For Leonardo, no curiosity was too eccentric – anything might yield insight.
This trait has powerful entrepreneurial implications. A 2024 longitudinal study of 249 technology entrepreneurs found that curiosity strongly correlates with both process and product innovation (r = 0.39 with entrepreneurial intention and r = 0.50 with entrepreneurial orientation).2
Notably, researchers distinguish between two types of curiosity: interest-type (I-type) for pleasure of discovery, and deprivation-type (D-type) seeking to eliminate knowledge gaps. Leonardo exemplified both – pursuing beauty and wonder while systematically closing gaps in understanding through structured observation.
Productive Procrastination
"Men of lofty genius sometimes accomplish the most when they work least…for their minds are occupied with their ideas and the perfection of their conceptions, to which they afterwards give form."
Leonardo carried the Mona Lisa with him for sixteen years, making imperceptible improvements, letting ideas incubate between sessions. To him, shipping meant death—the closing of potential.
His notorious habit of leaving projects unfinished finds surprising support in modern creativity research. A landmark 2020 study in the Academy of Management Journal discovered an inverted U-shaped relationship between procrastination and creativity: moderate procrastination fostered more creative ideas than either immediate execution or chronic delay.3
The mechanism involves what researchers call "incubation periods." During apparent breaks from focused work, the brain continues processing problems unconsciously, often leading to breakthrough insights.
The research distinguishes productive from counterproductive procrastination:
Productive delays: Working on related but different tasks while maintaining domain engagement (exactly what Leonardo did when alternating between art, engineering, and scientific observation)
Counterproductive procrastination: Complete avoidance driven by fear or perfectionism
The ultimate irony is that by refusing to ship, Leonardo shipped immortality. Leonardo’s legacy may not be in what he finished, but in what he began. His "failed" flying machines laid groundwork for aviation. His "unfinished" anatomical studies advanced medicine by centuries. His "abandoned" engineering projects presaged modern hydraulics, optics, and robotics.

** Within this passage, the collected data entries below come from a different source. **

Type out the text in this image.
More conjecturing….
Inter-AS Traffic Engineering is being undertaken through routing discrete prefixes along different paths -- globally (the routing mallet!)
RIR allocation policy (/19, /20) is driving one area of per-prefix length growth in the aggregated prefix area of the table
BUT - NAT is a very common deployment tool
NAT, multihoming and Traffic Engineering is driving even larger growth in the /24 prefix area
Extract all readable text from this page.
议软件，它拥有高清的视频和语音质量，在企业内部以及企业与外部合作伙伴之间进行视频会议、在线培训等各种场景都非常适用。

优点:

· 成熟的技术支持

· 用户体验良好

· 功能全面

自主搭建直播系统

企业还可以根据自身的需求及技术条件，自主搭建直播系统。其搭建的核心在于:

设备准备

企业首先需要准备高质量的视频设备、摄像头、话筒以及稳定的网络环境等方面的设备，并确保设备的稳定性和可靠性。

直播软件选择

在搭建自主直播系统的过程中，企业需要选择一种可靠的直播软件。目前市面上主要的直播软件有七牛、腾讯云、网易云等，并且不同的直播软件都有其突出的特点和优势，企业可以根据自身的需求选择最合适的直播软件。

Perhaps his biggest contribution was in finding and asking the questions worth exploring for future generations.
The best things have no exit plans. They just keep becoming. Your startup will end. Your product will be replaced. Your technology will be obsolete. But the questions you ask, the connections you make, the possibilities you open—these can echo through centuries.
Have a nice week end 🌕✌🏼
Hsu, D. K., Simmons, S. A., & Wieland, A. M. (2021). "Designing entrepreneurial knowledge: T-shaped expertise and opportunity innovation." Journal of Business Venturing, 36(3), 106-127.
Karimi, S., & Maempa, T. (2024). "Entrepreneurial curiosity and innovation: A longitudinal study of technology ventures." Journal of Business Research, 167, 114011.
Shin, J., & Grant, A. M. (2020). "When putting work off pays off: The curvilinear relationship between procrastination and creativity." Academy of Management Journal, 63(5), 1285-1306.